O impacto das mulheres na ciência está longe de ser recente. No final do século XIX, quando o ambiente acadêmico era mais hostil às cientistas, Marie Curie desafiou paradigmas e se tornou a primeira pessoa na história a receber dois prêmios Nobel, em Física e Química. Seu pioneirismo no estudo da radioatividade abriu caminho para aplicações médicas que revolucionaram o tratamento do câncer, incluindo a radioterapia. Hoje, essa mesma linha de pesquisa se reflete no trabalho de cientistas como Anamaria Camargo, que lidera uma das áreas mais inovadoras do Hospital Sírio-Libanês. Nos últimos anos, o investimento da instituição na pesquisa quadruplicou a produção científica, gerando conhecimento que não apenas beneficiam pacientes brasileiros, mas também influenciam diretrizes médicas internacionais. “O papel da pesquisa em um hospital como o Sírio-Libanês é gerar conhecimento que vai além das nossas paredes e impacta pacientes ao redor do mundo. Nosso papel é transformar conhecimento em cuidado”, enfatiza.

Além das inovações na pesquisa oncológica, outro objetivo de Anamaria é trazer um olhar mais atento às particularidades da saúde feminina. Historicamente, muitos estudos pré-clínicos ignoraram diferenças de gênero, utilizando apenas animais machos para experimentos, por exemplo. “Trazer essa perspectiva é fundamental para garantir que a saúde feminina receba a devida atenção”, destaca.

Foi justamente essa preocupação com um cuidado mais personalizado que motivou a criação do CareGaps Mama, uma plataforma de inteligência artificial desenvolvida pelo Hospital Sírio-Libanês para otimizar a prevenção e o diagnóstico precoce do câncer de mama.

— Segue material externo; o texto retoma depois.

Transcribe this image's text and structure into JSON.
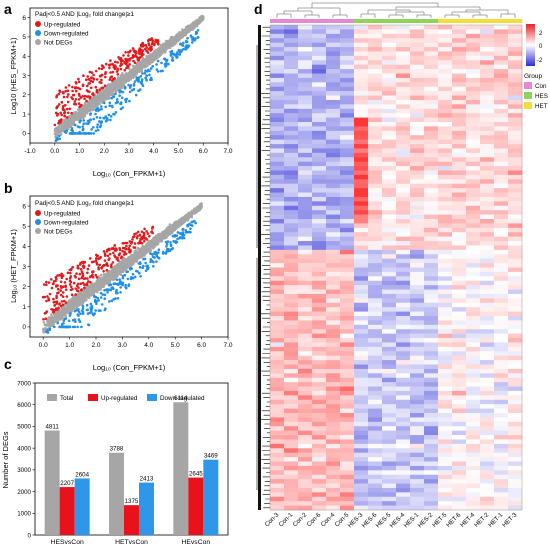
{
  "chart_data": [
    {
      "panel": "a",
      "type": "scatter",
      "legend_title": "Padj<0.5  AND  |Log₂ fold change|≥1",
      "xlabel": "Log₁₀ (Con_FPKM+1)",
      "ylabel": "Log10 (HES_FPKM+1)",
      "xticks": [
        "-1.0",
        "0.0",
        "1.0",
        "2.0",
        "3.0",
        "4.0",
        "5.0",
        "6.0",
        "7.0"
      ],
      "yticks": [
        "0",
        "1",
        "2",
        "3",
        "4",
        "5",
        "6"
      ],
      "xlim": [
        -1,
        7
      ],
      "ylim": [
        -0.5,
        6.5
      ],
      "legend_position": "top-left",
      "series": [
        {
          "name": "Up-regulated",
          "color": "#e31a1c"
        },
        {
          "name": "Down-regulated",
          "color": "#1f8fe8"
        },
        {
          "name": "Not DEGs",
          "color": "#a6a6a6"
        }
      ]
    },
    {
      "panel": "b",
      "type": "scatter",
      "legend_title": "Padj<0.5  AND  |Log₂ fold change|≥1",
      "xlabel": "Log₁₀ (Con_FPKM+1)",
      "ylabel": "Log₁₀ (HET_FPKM+1)",
      "xticks": [
        "0.0",
        "1.0",
        "2.0",
        "3.0",
        "4.0",
        "5.0",
        "6.0",
        "7.0"
      ],
      "yticks": [
        "0",
        "1",
        "2",
        "3",
        "4",
        "5",
        "6"
      ],
      "xlim": [
        -0.5,
        7
      ],
      "ylim": [
        -0.5,
        6.5
      ],
      "legend_position": "top-left",
      "series": [
        {
          "name": "Up-regulated",
          "color": "#e31a1c"
        },
        {
          "name": "Down-regulated",
          "color": "#1f8fe8"
        },
        {
          "name": "Not DEGs",
          "color": "#a6a6a6"
        }
      ]
    },
    {
      "panel": "c",
      "type": "bar",
      "ylabel": "Number of DEGs",
      "ylim": [
        0,
        7000
      ],
      "yticks": [
        "0",
        "1000",
        "2000",
        "3000",
        "4000",
        "5000",
        "6000",
        "7000"
      ],
      "categories": [
        "HESvsCon",
        "HETvsCon",
        "HEvsCon"
      ],
      "series": [
        {
          "name": "Total",
          "color": "#a6a6a6",
          "values": [
            4811,
            3788,
            6114
          ]
        },
        {
          "name": "Up-regulated",
          "color": "#e8121a",
          "values": [
            2207,
            1375,
            2645
          ]
        },
        {
          "name": "Down-regulated",
          "color": "#2f97e8",
          "values": [
            2604,
            2413,
            3469
          ]
        }
      ],
      "legend_position": "top"
    },
    {
      "panel": "d",
      "type": "heatmap",
      "columns": [
        "Con-3",
        "Con-1",
        "Con-2",
        "Con-6",
        "Con-4",
        "Con-5",
        "HES-3",
        "HES-6",
        "HES-5",
        "HES-4",
        "HES-1",
        "HES-2",
        "HET-5",
        "HET-6",
        "HET-4",
        "HET-2",
        "HET-1",
        "HET-3"
      ],
      "groups": [
        "Con",
        "Con",
        "Con",
        "Con",
        "Con",
        "Con",
        "HES",
        "HES",
        "HES",
        "HES",
        "HES",
        "HES",
        "HET",
        "HET",
        "HET",
        "HET",
        "HET",
        "HET"
      ],
      "colorbar_ticks": [
        "2",
        "0",
        "-2"
      ],
      "legend_title": "Group",
      "legend": [
        {
          "name": "Con",
          "color": "#e58ad0"
        },
        {
          "name": "HES",
          "color": "#8fd35a"
        },
        {
          "name": "HET",
          "color": "#f2dd3a"
        }
      ]
    }
  ],
  "panel_labels": {
    "a": "a",
    "b": "b",
    "c": "c",
    "d": "d"
  }
}
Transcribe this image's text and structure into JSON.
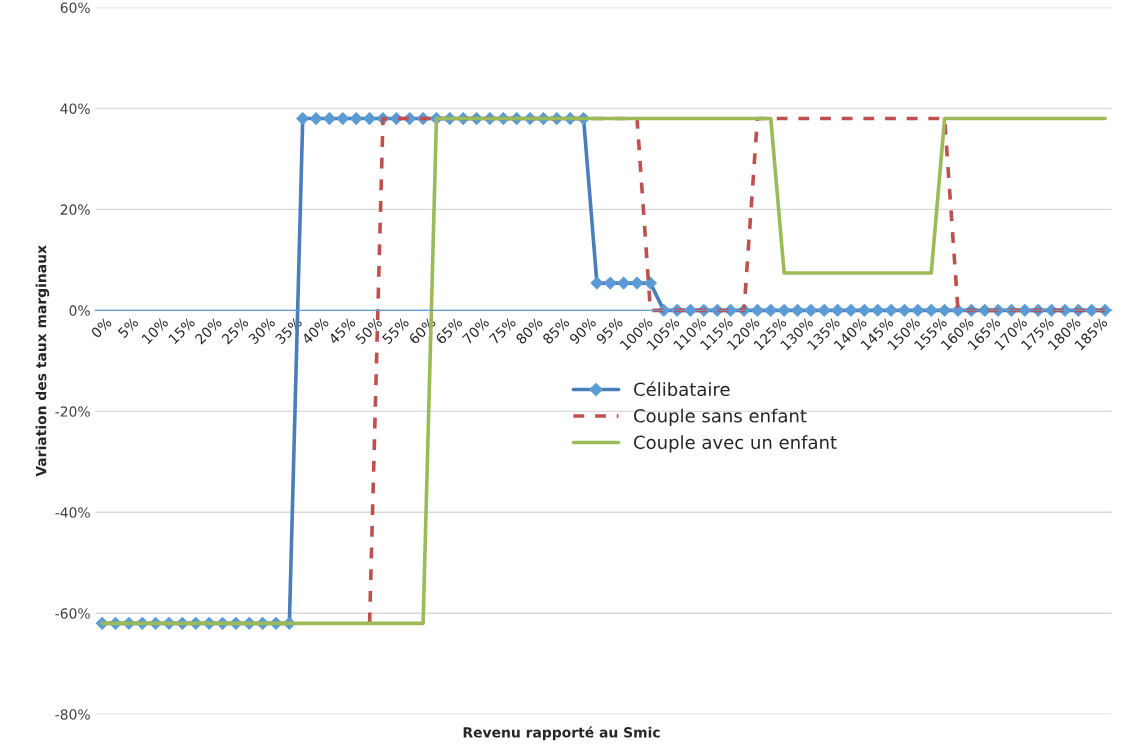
{
  "chart_data": {
    "type": "line",
    "xlabel": "Revenu rapporté au Smic",
    "ylabel": "Variation des taux marginaux",
    "categories": [
      "0%",
      null,
      "5%",
      null,
      "10%",
      null,
      "15%",
      null,
      "20%",
      null,
      "25%",
      null,
      "30%",
      null,
      "35%",
      null,
      "40%",
      null,
      "45%",
      null,
      "50%",
      null,
      "55%",
      null,
      "60%",
      null,
      "65%",
      null,
      "70%",
      null,
      "75%",
      null,
      "80%",
      null,
      "85%",
      null,
      "90%",
      null,
      "95%",
      null,
      "100%",
      null,
      "105%",
      null,
      "110%",
      null,
      "115%",
      null,
      "120%",
      null,
      "125%",
      null,
      "130%",
      null,
      "135%",
      null,
      "140%",
      null,
      "145%",
      null,
      "150%",
      null,
      "155%",
      null,
      "160%",
      null,
      "165%",
      null,
      "170%",
      null,
      "175%",
      null,
      "180%",
      null,
      "185%",
      null
    ],
    "series": [
      {
        "name": "Célibataire",
        "color": "#4a7ebb",
        "marker": "diamond",
        "line_style": "solid",
        "values": [
          -62,
          -62,
          -62,
          -62,
          -62,
          -62,
          -62,
          -62,
          -62,
          -62,
          -62,
          -62,
          -62,
          -62,
          -62,
          38,
          38,
          38,
          38,
          38,
          38,
          38,
          38,
          38,
          38,
          38,
          38,
          38,
          38,
          38,
          38,
          38,
          38,
          38,
          38,
          38,
          38,
          5.4,
          5.4,
          5.4,
          5.4,
          5.4,
          0,
          0,
          0,
          0,
          0,
          0,
          0,
          0,
          0,
          0,
          0,
          0,
          0,
          0,
          0,
          0,
          0,
          0,
          0,
          0,
          0,
          0,
          0,
          0,
          0,
          0,
          0,
          0,
          0,
          0,
          0,
          0,
          0,
          0
        ]
      },
      {
        "name": "Couple sans enfant",
        "color": "#c0504d",
        "marker": "none",
        "line_style": "dashed",
        "values": [
          null,
          null,
          null,
          null,
          null,
          null,
          null,
          null,
          null,
          null,
          null,
          null,
          null,
          null,
          null,
          null,
          null,
          null,
          null,
          null,
          -62,
          38,
          38,
          38,
          38,
          38,
          38,
          38,
          38,
          38,
          38,
          38,
          38,
          38,
          38,
          38,
          38,
          38,
          38,
          38,
          38,
          0,
          0,
          0,
          0,
          0,
          0,
          0,
          0,
          38,
          38,
          38,
          38,
          38,
          38,
          38,
          38,
          38,
          38,
          38,
          38,
          38,
          38,
          38,
          0,
          0,
          0,
          0,
          0,
          0,
          0,
          0,
          0,
          0,
          0,
          0
        ]
      },
      {
        "name": "Couple avec un enfant",
        "color": "#9bbb59",
        "marker": "none",
        "line_style": "solid",
        "values": [
          -62,
          -62,
          -62,
          -62,
          -62,
          -62,
          -62,
          -62,
          -62,
          -62,
          -62,
          -62,
          -62,
          -62,
          -62,
          -62,
          -62,
          -62,
          -62,
          -62,
          -62,
          -62,
          -62,
          -62,
          -62,
          38,
          38,
          38,
          38,
          38,
          38,
          38,
          38,
          38,
          38,
          38,
          38,
          38,
          38,
          38,
          38,
          38,
          38,
          38,
          38,
          38,
          38,
          38,
          38,
          38,
          38,
          7.4,
          7.4,
          7.4,
          7.4,
          7.4,
          7.4,
          7.4,
          7.4,
          7.4,
          7.4,
          7.4,
          7.4,
          38,
          38,
          38,
          38,
          38,
          38,
          38,
          38,
          38,
          38,
          38,
          38,
          38
        ]
      }
    ],
    "ylim": [
      -80,
      60
    ],
    "yticks": [
      {
        "value": -80,
        "label": "-80%"
      },
      {
        "value": -60,
        "label": "-60%"
      },
      {
        "value": -40,
        "label": "-40%"
      },
      {
        "value": -20,
        "label": "-20%"
      },
      {
        "value": 0,
        "label": "0%"
      },
      {
        "value": 20,
        "label": "20%"
      },
      {
        "value": 40,
        "label": "40%"
      },
      {
        "value": 60,
        "label": "60%"
      }
    ],
    "grid": "y",
    "legend": "center"
  }
}
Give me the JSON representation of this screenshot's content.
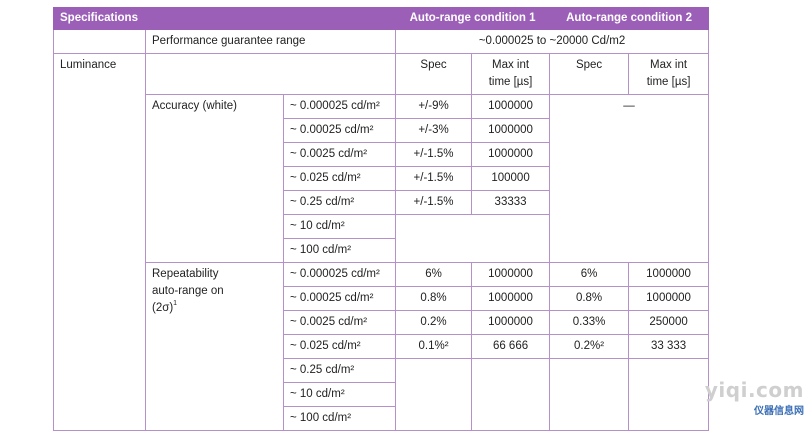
{
  "header": {
    "specifications": "Specifications",
    "cond1": "Auto-range condition 1",
    "cond2": "Auto-range condition 2"
  },
  "guarantee": {
    "label": "Performance guarantee range",
    "value": "~0.000025 to ~20000 Cd/m2"
  },
  "luminance": {
    "label": "Luminance",
    "spec": "Spec",
    "max_int_line1": "Max int",
    "max_int_line2": "time [µs]"
  },
  "accuracy": {
    "label": "Accuracy (white)",
    "cond2_value": "—",
    "rows": [
      {
        "range": "~ 0.000025 cd/m²",
        "spec1": "+/-9%",
        "time1": "1000000"
      },
      {
        "range": "~ 0.00025 cd/m²",
        "spec1": "+/-3%",
        "time1": "1000000"
      },
      {
        "range": "~ 0.0025 cd/m²",
        "spec1": "+/-1.5%",
        "time1": "1000000"
      },
      {
        "range": "~ 0.025 cd/m²",
        "spec1": "+/-1.5%",
        "time1": "100000"
      },
      {
        "range": "~ 0.25 cd/m²",
        "spec1": "+/-1.5%",
        "time1": "33333"
      },
      {
        "range": "~ 10 cd/m²",
        "spec1": "",
        "time1": ""
      },
      {
        "range": "~ 100 cd/m²",
        "spec1": "",
        "time1": ""
      }
    ]
  },
  "repeatability": {
    "line1": "Repeatability",
    "line2": "auto-range on",
    "line3": "(2σ)",
    "footnote": "1",
    "rows": [
      {
        "range": "~ 0.000025 cd/m²",
        "spec1": "6%",
        "time1": "1000000",
        "spec2": "6%",
        "time2": "1000000"
      },
      {
        "range": "~ 0.00025 cd/m²",
        "spec1": "0.8%",
        "time1": "1000000",
        "spec2": "0.8%",
        "time2": "1000000"
      },
      {
        "range": "~ 0.0025 cd/m²",
        "spec1": "0.2%",
        "time1": "1000000",
        "spec2": "0.33%",
        "time2": "250000"
      },
      {
        "range": "~ 0.025 cd/m²",
        "spec1": "0.1%²",
        "time1": "66 666",
        "spec2": "0.2%²",
        "time2": "33 333"
      },
      {
        "range": "~ 0.25 cd/m²",
        "spec1": "",
        "time1": "",
        "spec2": "",
        "time2": ""
      },
      {
        "range": "~ 10 cd/m²",
        "spec1": "",
        "time1": "",
        "spec2": "",
        "time2": ""
      },
      {
        "range": "~ 100 cd/m²",
        "spec1": "",
        "time1": "",
        "spec2": "",
        "time2": ""
      }
    ]
  },
  "watermark": {
    "site": "yiqi.com",
    "brand": "仪器信息网"
  }
}
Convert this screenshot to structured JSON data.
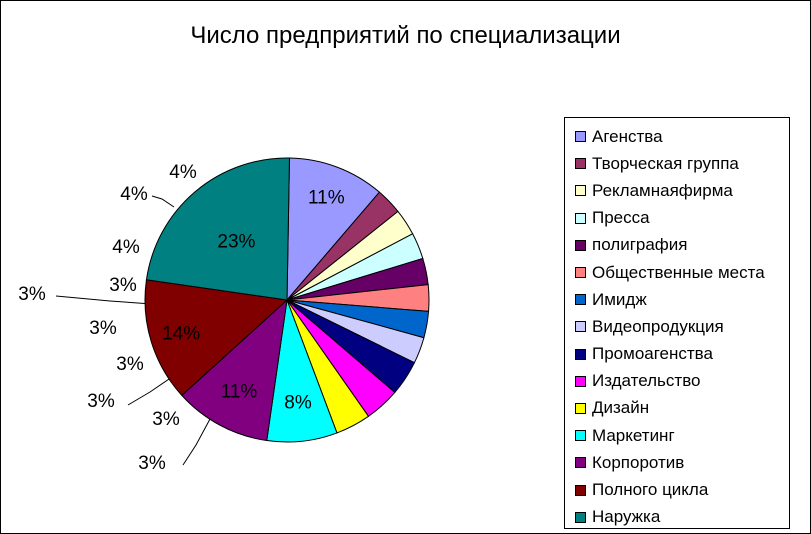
{
  "chart_data": {
    "type": "pie",
    "title": "Число предприятий по специализации",
    "legend_position": "right",
    "slices": [
      {
        "name": "Агенства",
        "value": 11,
        "label": "11%",
        "color": "#9999ff"
      },
      {
        "name": "Творческая группа",
        "value": 3,
        "label": "3%",
        "color": "#993366"
      },
      {
        "name": "Рекламнаяфирма",
        "value": 3,
        "label": "3%",
        "color": "#ffffcc"
      },
      {
        "name": "Пресса",
        "value": 3,
        "label": "3%",
        "color": "#ccffff"
      },
      {
        "name": "полиграфия",
        "value": 3,
        "label": "3%",
        "color": "#660066"
      },
      {
        "name": "Общественные места",
        "value": 3,
        "label": "3%",
        "color": "#ff8080"
      },
      {
        "name": "Имидж",
        "value": 3,
        "label": "3%",
        "color": "#0066cc"
      },
      {
        "name": "Видеопродукция",
        "value": 3,
        "label": "3%",
        "color": "#ccccff"
      },
      {
        "name": "Промоагенства",
        "value": 4,
        "label": "4%",
        "color": "#000080"
      },
      {
        "name": "Издательство",
        "value": 4,
        "label": "4%",
        "color": "#ff00ff"
      },
      {
        "name": "Дизайн",
        "value": 4,
        "label": "4%",
        "color": "#ffff00"
      },
      {
        "name": "Маркетинг",
        "value": 8,
        "label": "8%",
        "color": "#00ffff"
      },
      {
        "name": "Корпоротив",
        "value": 11,
        "label": "11%",
        "color": "#800080"
      },
      {
        "name": "Полного цикла",
        "value": 14,
        "label": "14%",
        "color": "#800000"
      },
      {
        "name": "Наружка",
        "value": 23,
        "label": "23%",
        "color": "#008080"
      }
    ]
  }
}
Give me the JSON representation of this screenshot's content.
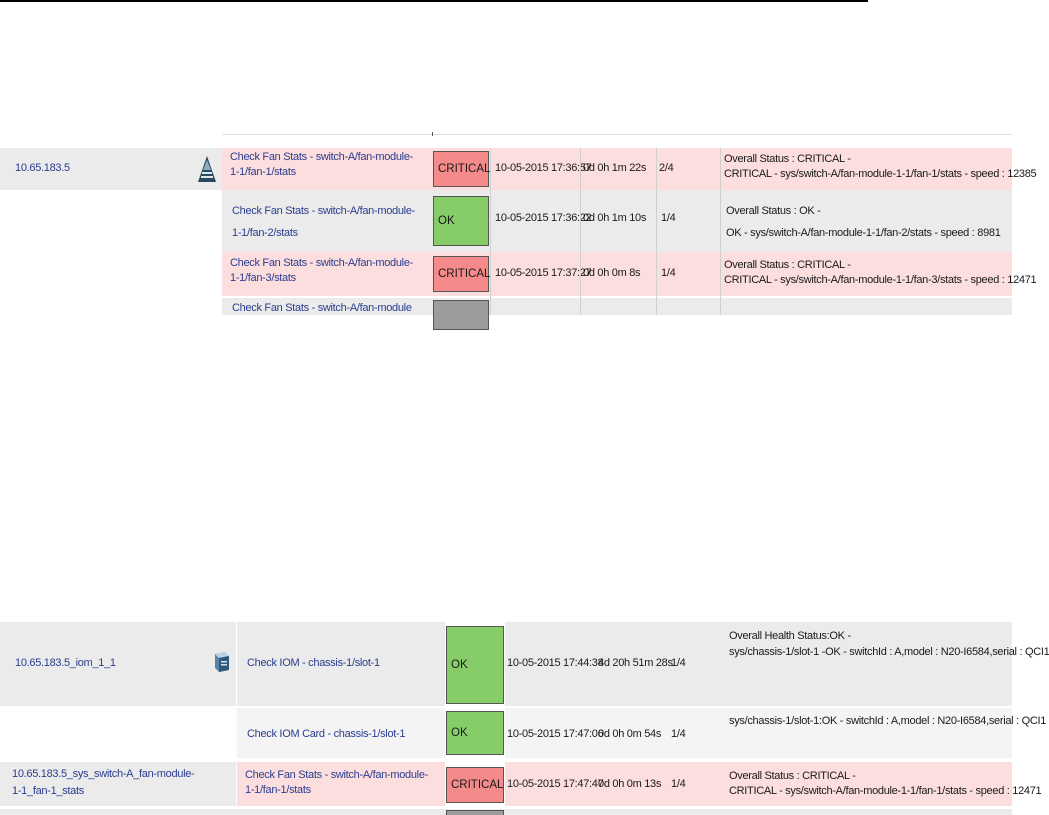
{
  "table1": {
    "host": "10.65.183.5",
    "rows": [
      {
        "service_line1": "Check Fan Stats - switch-A/fan-module-",
        "service_line2": "1-1/fan-1/stats",
        "status": "CRITICAL",
        "last_check": "10-05-2015 17:36:57",
        "duration": "0d 0h 1m 22s",
        "attempt": "2/4",
        "info_line1": "Overall Status : CRITICAL -",
        "info_line2": "CRITICAL - sys/switch-A/fan-module-1-1/fan-1/stats - speed : 12385"
      },
      {
        "service_line1": "Check Fan Stats - switch-A/fan-module-",
        "service_line2": "1-1/fan-2/stats",
        "status": "OK",
        "last_check": "10-05-2015 17:36:22",
        "duration": "0d 0h 1m 10s",
        "attempt": "1/4",
        "info_line1": "Overall Status : OK -",
        "info_line2": "OK - sys/switch-A/fan-module-1-1/fan-2/stats - speed : 8981"
      },
      {
        "service_line1": "Check Fan Stats - switch-A/fan-module-",
        "service_line2": "1-1/fan-3/stats",
        "status": "CRITICAL",
        "last_check": "10-05-2015 17:37:27",
        "duration": "0d 0h 0m 8s",
        "attempt": "1/4",
        "info_line1": "Overall Status : CRITICAL -",
        "info_line2": "CRITICAL - sys/switch-A/fan-module-1-1/fan-3/stats - speed : 12471"
      },
      {
        "service_line1": "Check Fan Stats - switch-A/fan-module"
      }
    ]
  },
  "table2": {
    "rows": [
      {
        "host": "10.65.183.5_iom_1_1",
        "service": "Check IOM - chassis-1/slot-1",
        "status": "OK",
        "last_check": "10-05-2015 17:44:38",
        "duration": "4d 20h 51m 28s",
        "attempt": "1/4",
        "info_line1": "Overall Health Status:OK -",
        "info_line2": "sys/chassis-1/slot-1 -OK - switchId : A,model : N20-I6584,serial : QCI1"
      },
      {
        "host": "",
        "service": "Check IOM Card - chassis-1/slot-1",
        "status": "OK",
        "last_check": "10-05-2015 17:47:06",
        "duration": "0d 0h 0m 54s",
        "attempt": "1/4",
        "info_line1": "sys/chassis-1/slot-1:OK - switchId : A,model : N20-I6584,serial : QCI1"
      },
      {
        "host_line1": "10.65.183.5_sys_switch-A_fan-module-",
        "host_line2": "1-1_fan-1_stats",
        "service_line1": "Check Fan Stats - switch-A/fan-module-",
        "service_line2": "1-1/fan-1/stats",
        "status": "CRITICAL",
        "last_check": "10-05-2015 17:47:47",
        "duration": "0d 0h 0m 13s",
        "attempt": "1/4",
        "info_line1": "Overall Status : CRITICAL -",
        "info_line2": "CRITICAL - sys/switch-A/fan-module-1-1/fan-1/stats - speed : 12471"
      }
    ]
  },
  "icons": {
    "host1": "server-icon",
    "host2": "module-icon"
  }
}
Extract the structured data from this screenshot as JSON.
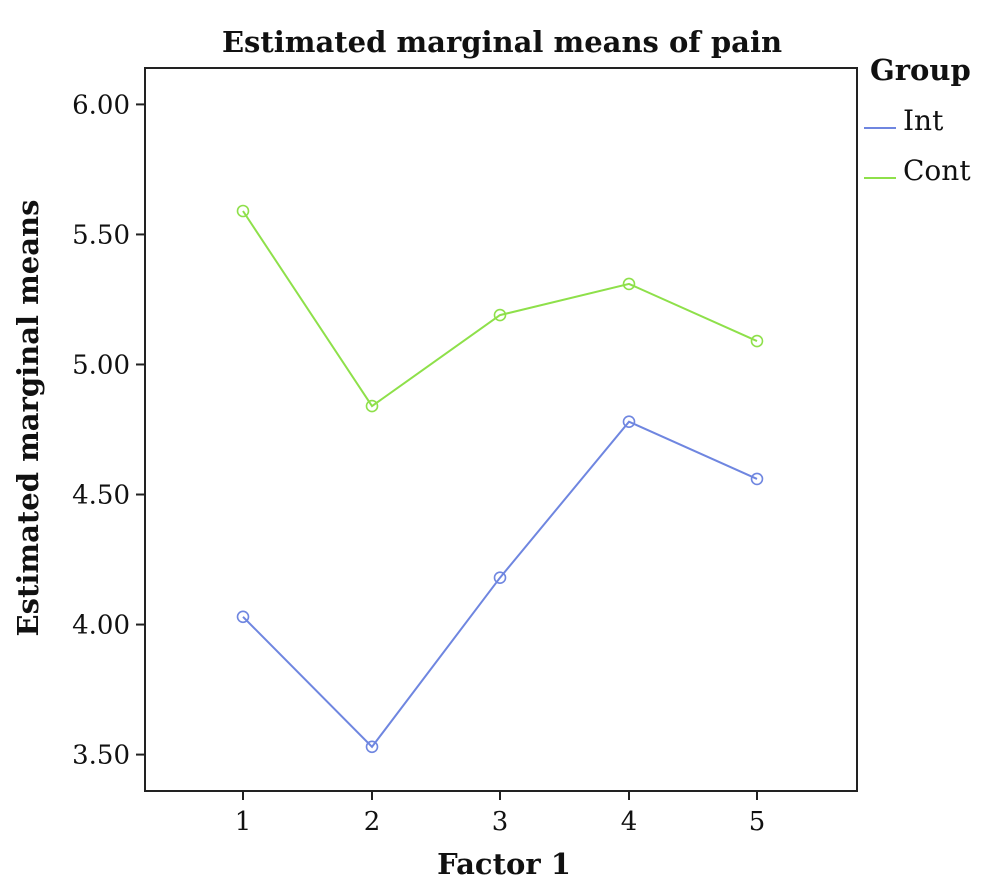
{
  "chart_data": {
    "type": "line",
    "title": "Estimated marginal means of pain",
    "xlabel": "Factor 1",
    "ylabel": "Estimated marginal means",
    "categories": [
      "1",
      "2",
      "3",
      "4",
      "5"
    ],
    "yticks": [
      "3.50",
      "4.00",
      "4.50",
      "5.00",
      "5.50",
      "6.00"
    ],
    "ylim": [
      3.36,
      6.14
    ],
    "grid": false,
    "markers": "open-circle",
    "legend": {
      "title": "Group",
      "placement": "right"
    },
    "series": [
      {
        "name": "Int",
        "color": "#6f86e0",
        "values": [
          4.03,
          3.53,
          4.18,
          4.78,
          4.56
        ]
      },
      {
        "name": "Cont",
        "color": "#8ee04a",
        "values": [
          5.59,
          4.84,
          5.19,
          5.31,
          5.09
        ]
      }
    ]
  }
}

A tecnologia, que teve projeto liderado por Maria Isabel Achatz, Coordenadora da Unidade de Oncogenética do Hospital Sírio-Libanês, identifica pacientes que estão fora do acompanhamento regular e auxilia profissionais de saúde a priorizarem exames e consultas, ampliando o acesso a diagnósticos precoces e aumentando as chances de tratamento bem-sucedido.

A presença feminina na ciência avança, impulsionada pelo talento de pesquisadoras como Anamaria Camargo. A equidade de gênero na ciência ainda exige mudanças estruturais, mas, com exemplos como o dela, novas gerações de cientistas encontram inspiração para trilhar caminhos antes inexplorados – e transformar a realidade da pesquisa no Brasil e no mundo.